The resurrected project was not merely political. The ideas of another India were seeded at ground level through educational, cultural, organizational, and social projects that penetrated into parts of the country where the state and the liberal elite had been largely absent.



Ideological Evangelism and the Making of Ayodhya


The ideological evangelism filled a vacuum. Generations after the 1950s were increasingly shorn of a collective national identity. The Constitutional identity failed to be a rallying force because its ideas and promises remained abstract and unfulfilled for the better part of India. In the decades preceding 2014, significant strides were made with respect to the provision of public goods and services but as history has repeatedly reminded us, the people need bread but they also need roses.


The articulation of the ideas for a new India appealed to the baser instincts that man has been vulnerable to since times immemorial—pride in the idea of a superior and aggressive civilisation, wrath against the common enemy (presented variously and often interchangeably as Muslims, neighbouring states, and the ideological left), envy of the real privileges of the urban elite and the imagined appeasement of minorities, lust for blood, greed for a greater share of the economic pie, a gluttonous appetite for outrage, and slothful groupthink.


Ayodhya remained the thread around which a new pan Hindu identity was being woven, coming back into prominence in 2002, when the murder of kar sevaks returning from the temple town led to a horrifying carnage against Muslims in Gujarat

The polarization that followed the carnage was cemented irrevocably by the meteoric rise of social media in the years to come. Seeded ideas of identity morphed into the fanatic fervor of captive minds and thus began the process of normalizing distrust, hatred, and violence against minorities and dissenters. The electoral rise of the BJP was both a cause and an effect of this normalization, but its real import lies elsewhere.



Where is Ayodhya—a Real Place with Real People?


2014 onwards the idea of India as a sanatan Hindu rashtra disrupted by foreign invaders and a misguided Constitution not only began to be articulated freely but also received state sanction. Power consolidated in the PMO, and, one by one, institutions were either dismantled or became cogs in the wheels of the juggernaut whose time had come.


On the 6th of August last year the Supreme Court began daily hearings to settle the dispute over the Ram temple clearing the way for the building of a temple where the demolished mosque stood and, perhaps inadvertently, for the foundation of a new republic.


This is the larger picture. When you zoom in there is Ayodhya – a real place with real people. It also happens to be my ancestral home town – an impressionistic medley of dialect, food, songs, folklores, traditions, difficulties, eccentricities, peculiarities, humour and micro-histories that run in my bloodstream.

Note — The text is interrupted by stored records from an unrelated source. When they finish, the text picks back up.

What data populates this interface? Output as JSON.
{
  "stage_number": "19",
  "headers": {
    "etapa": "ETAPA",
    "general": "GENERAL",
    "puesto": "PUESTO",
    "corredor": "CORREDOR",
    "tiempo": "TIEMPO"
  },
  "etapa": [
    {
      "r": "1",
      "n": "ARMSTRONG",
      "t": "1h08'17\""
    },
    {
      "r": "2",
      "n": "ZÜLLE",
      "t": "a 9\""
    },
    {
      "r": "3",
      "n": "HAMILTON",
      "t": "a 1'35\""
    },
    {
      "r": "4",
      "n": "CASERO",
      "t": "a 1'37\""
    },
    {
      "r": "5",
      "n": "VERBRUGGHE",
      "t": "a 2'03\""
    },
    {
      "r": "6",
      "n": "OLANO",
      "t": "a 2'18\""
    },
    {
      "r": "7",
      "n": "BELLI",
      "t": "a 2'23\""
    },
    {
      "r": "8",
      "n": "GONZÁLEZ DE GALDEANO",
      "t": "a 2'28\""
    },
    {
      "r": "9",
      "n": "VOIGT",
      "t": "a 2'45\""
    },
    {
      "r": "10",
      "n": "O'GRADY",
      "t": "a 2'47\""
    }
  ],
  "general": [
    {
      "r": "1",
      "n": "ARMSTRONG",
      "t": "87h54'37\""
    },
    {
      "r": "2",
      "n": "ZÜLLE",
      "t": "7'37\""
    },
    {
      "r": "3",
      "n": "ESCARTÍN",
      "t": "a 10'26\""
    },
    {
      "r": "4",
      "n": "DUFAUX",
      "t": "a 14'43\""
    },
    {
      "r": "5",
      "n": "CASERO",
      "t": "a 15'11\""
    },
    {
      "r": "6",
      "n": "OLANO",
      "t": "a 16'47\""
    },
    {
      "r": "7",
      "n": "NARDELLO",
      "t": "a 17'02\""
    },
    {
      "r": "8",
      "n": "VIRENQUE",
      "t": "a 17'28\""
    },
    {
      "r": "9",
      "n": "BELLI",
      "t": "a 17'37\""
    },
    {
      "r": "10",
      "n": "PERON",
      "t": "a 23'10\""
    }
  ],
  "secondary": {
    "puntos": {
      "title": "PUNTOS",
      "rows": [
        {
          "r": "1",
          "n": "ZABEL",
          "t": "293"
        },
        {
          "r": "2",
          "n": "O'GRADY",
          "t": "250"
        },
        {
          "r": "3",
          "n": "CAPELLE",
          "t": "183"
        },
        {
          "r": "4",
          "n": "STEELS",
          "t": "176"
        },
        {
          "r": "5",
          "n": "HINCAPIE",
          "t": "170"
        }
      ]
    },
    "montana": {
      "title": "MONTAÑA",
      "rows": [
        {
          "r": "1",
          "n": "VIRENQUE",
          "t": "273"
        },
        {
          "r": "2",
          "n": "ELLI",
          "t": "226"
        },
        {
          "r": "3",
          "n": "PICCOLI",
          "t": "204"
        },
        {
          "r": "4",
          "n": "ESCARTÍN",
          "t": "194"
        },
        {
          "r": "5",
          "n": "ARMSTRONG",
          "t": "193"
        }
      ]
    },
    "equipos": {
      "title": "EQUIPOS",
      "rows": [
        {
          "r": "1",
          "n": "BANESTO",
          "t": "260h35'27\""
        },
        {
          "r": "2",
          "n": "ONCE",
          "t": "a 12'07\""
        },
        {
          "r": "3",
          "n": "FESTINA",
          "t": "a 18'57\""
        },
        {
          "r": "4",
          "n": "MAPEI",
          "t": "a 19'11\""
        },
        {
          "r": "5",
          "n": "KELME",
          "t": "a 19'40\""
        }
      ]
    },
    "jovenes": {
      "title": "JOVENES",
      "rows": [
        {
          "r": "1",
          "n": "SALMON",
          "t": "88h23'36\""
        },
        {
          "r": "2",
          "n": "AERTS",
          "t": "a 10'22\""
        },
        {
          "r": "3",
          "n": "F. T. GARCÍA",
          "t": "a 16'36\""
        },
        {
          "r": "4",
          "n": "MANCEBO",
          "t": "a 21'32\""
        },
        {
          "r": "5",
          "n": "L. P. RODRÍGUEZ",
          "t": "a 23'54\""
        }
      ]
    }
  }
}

A place now made invisible by a grand socio-political project that has also obscured my own identity as a devotee of Ram and as an Indian who does not subscribe to the hegemonic view of what it means to be either in India today.





Ram Not Just a Litigant in a Property Dispute


The town I love and belong to does not resemble the gaudy images being flashed on television screens. It is a quiet and dignified town, bathed in a serenity that belies its modern history. When the mosque was demolished, Ayodhya also lost precious small temples in its vicinity.

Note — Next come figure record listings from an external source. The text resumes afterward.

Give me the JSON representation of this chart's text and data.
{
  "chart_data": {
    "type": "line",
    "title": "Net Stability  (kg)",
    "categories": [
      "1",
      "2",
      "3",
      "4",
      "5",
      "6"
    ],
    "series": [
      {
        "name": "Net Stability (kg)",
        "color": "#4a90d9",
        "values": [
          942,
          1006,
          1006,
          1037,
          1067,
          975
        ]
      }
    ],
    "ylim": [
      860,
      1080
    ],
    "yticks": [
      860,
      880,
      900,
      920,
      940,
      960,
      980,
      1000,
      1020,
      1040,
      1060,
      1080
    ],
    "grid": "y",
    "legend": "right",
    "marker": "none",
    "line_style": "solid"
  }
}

Its certainties were effaced by barricades and concertina wire and the security it offered its people was ripped apart by the lingering threat of violence.

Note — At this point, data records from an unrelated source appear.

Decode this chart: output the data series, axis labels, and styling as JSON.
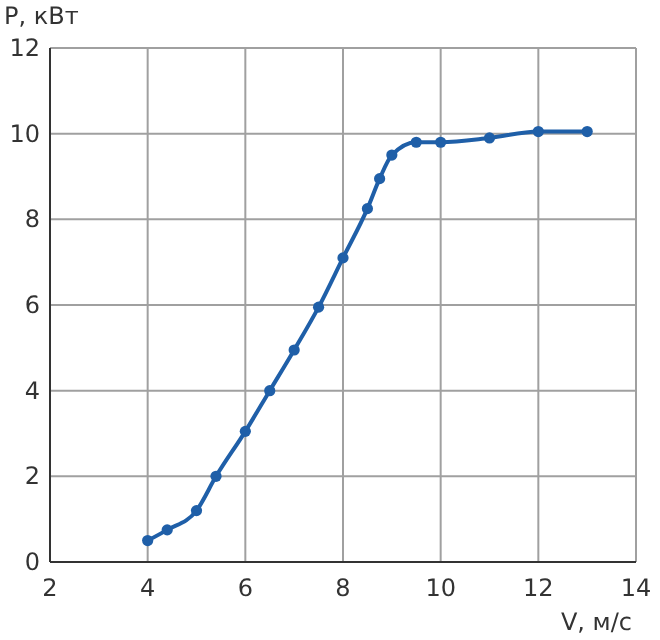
{
  "chart_data": {
    "type": "line",
    "xlabel": "V, м/с",
    "ylabel": "P, кВт",
    "x": [
      4,
      4.4,
      5,
      5.4,
      6,
      6.5,
      7,
      7.5,
      8,
      8.5,
      8.75,
      9,
      9.5,
      10,
      11,
      12,
      13
    ],
    "series": [
      {
        "color": "#1f5fa8",
        "values": [
          0.5,
          0.75,
          1.2,
          2,
          3.05,
          4,
          4.95,
          5.95,
          7.1,
          8.25,
          8.95,
          9.5,
          9.8,
          9.8,
          9.9,
          10.05,
          10.05
        ]
      }
    ],
    "xlim": [
      2,
      14
    ],
    "xticks": [
      2,
      4,
      6,
      8,
      10,
      12,
      14
    ],
    "ylim": [
      0,
      12
    ],
    "yticks": [
      0,
      2,
      4,
      6,
      8,
      10,
      12
    ],
    "grid": true,
    "marker": "circle",
    "line_style": "solid"
  }
}
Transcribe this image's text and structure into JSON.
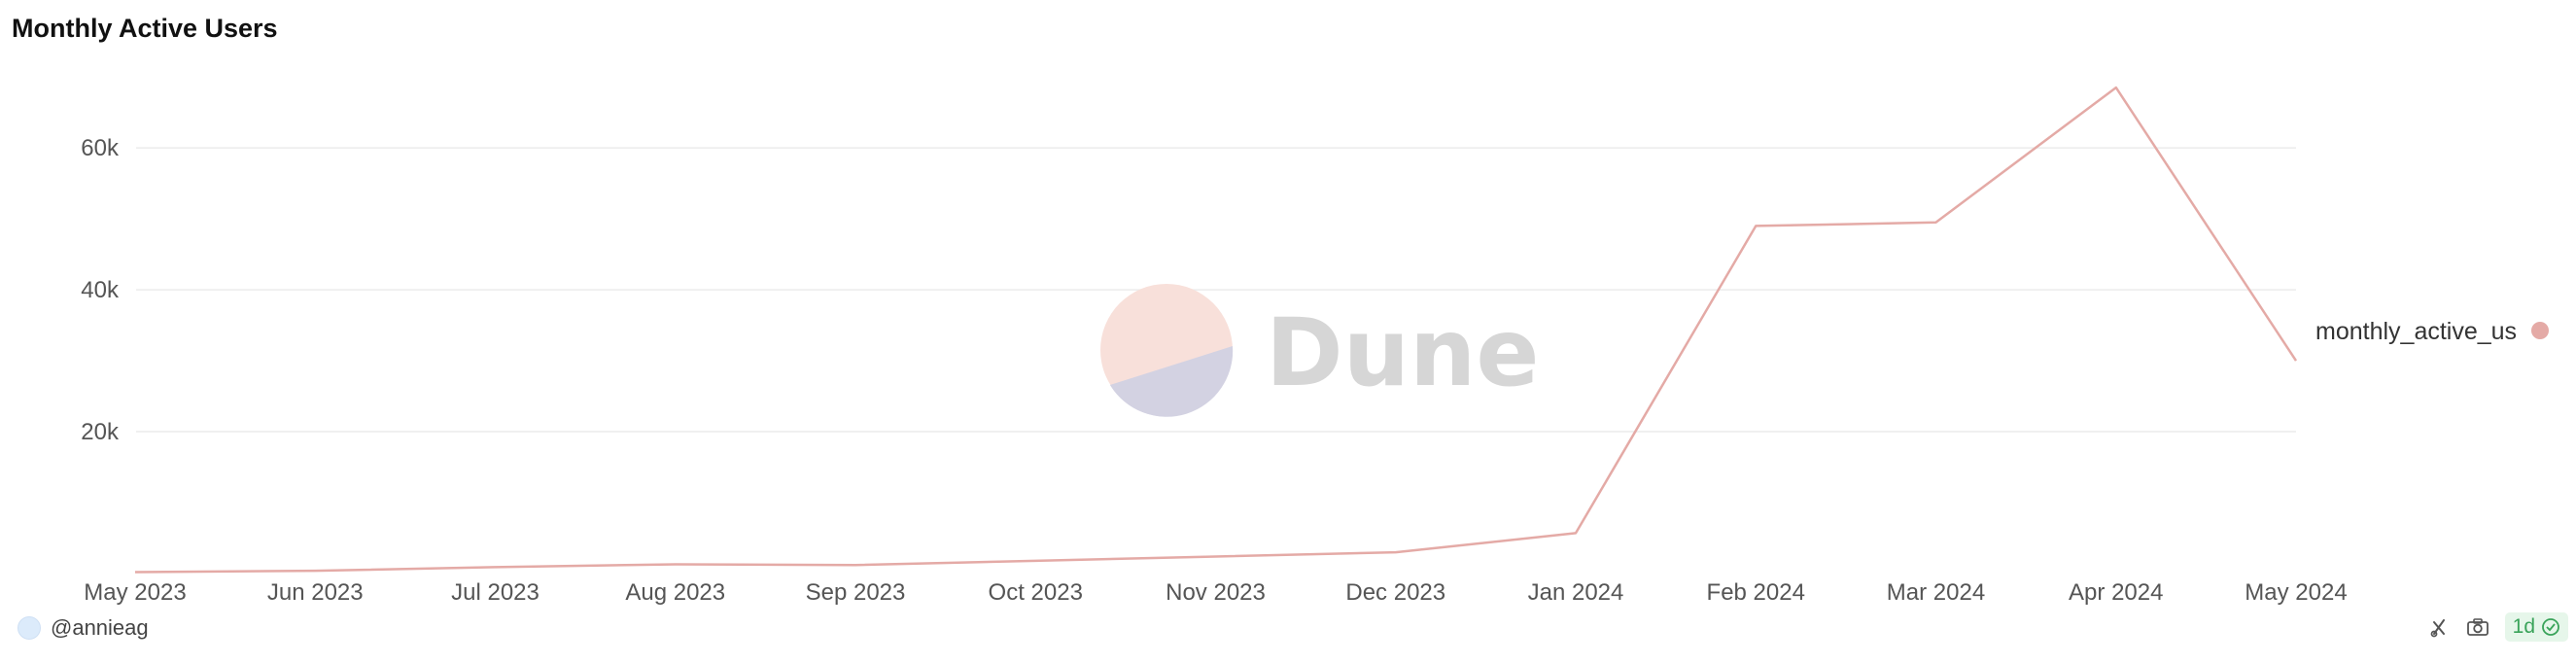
{
  "chart_data": {
    "type": "line",
    "title": "Monthly Active Users",
    "x": [
      "May 2023",
      "Jun 2023",
      "Jul 2023",
      "Aug 2023",
      "Sep 2023",
      "Oct 2023",
      "Nov 2023",
      "Dec 2023",
      "Jan 2024",
      "Feb 2024",
      "Mar 2024",
      "Apr 2024",
      "May 2024"
    ],
    "series": [
      {
        "name": "monthly_active_us",
        "values": [
          200,
          400,
          900,
          1300,
          1200,
          1800,
          2400,
          3000,
          5700,
          49000,
          49500,
          68500,
          30000
        ],
        "color": "#e4aaa6"
      }
    ],
    "y_ticks": [
      20000,
      40000,
      60000
    ],
    "y_tick_labels": [
      "20k",
      "40k",
      "60k"
    ],
    "ylim": [
      0,
      74000
    ],
    "grid": true,
    "legend_position": "right"
  },
  "watermark": {
    "text": "Dune"
  },
  "footer": {
    "author": "@annieag",
    "freshness": "1d"
  }
}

Will the 5th of August free Ayodhya from the burden of shouldering the cause of Hindu nationalism or will it forever seal its fate as a metonym of the violent rupture that dismantled India’s Constitutional democracy? Will it ever go back to being simply my home town again or will its delicate syncretic culture remain a cherished secret? There is little I can do to shape or to predict its fate so I must do what I can—retreat to the Ayodhya that lies outside the disputed site —where the mazaar of BaRi Buaa, the monkeys of Hanumangarhi and the magnanimous Saryu are equally revered, where Sita also lives, and where Ram is not merely a litigant in a property dispute.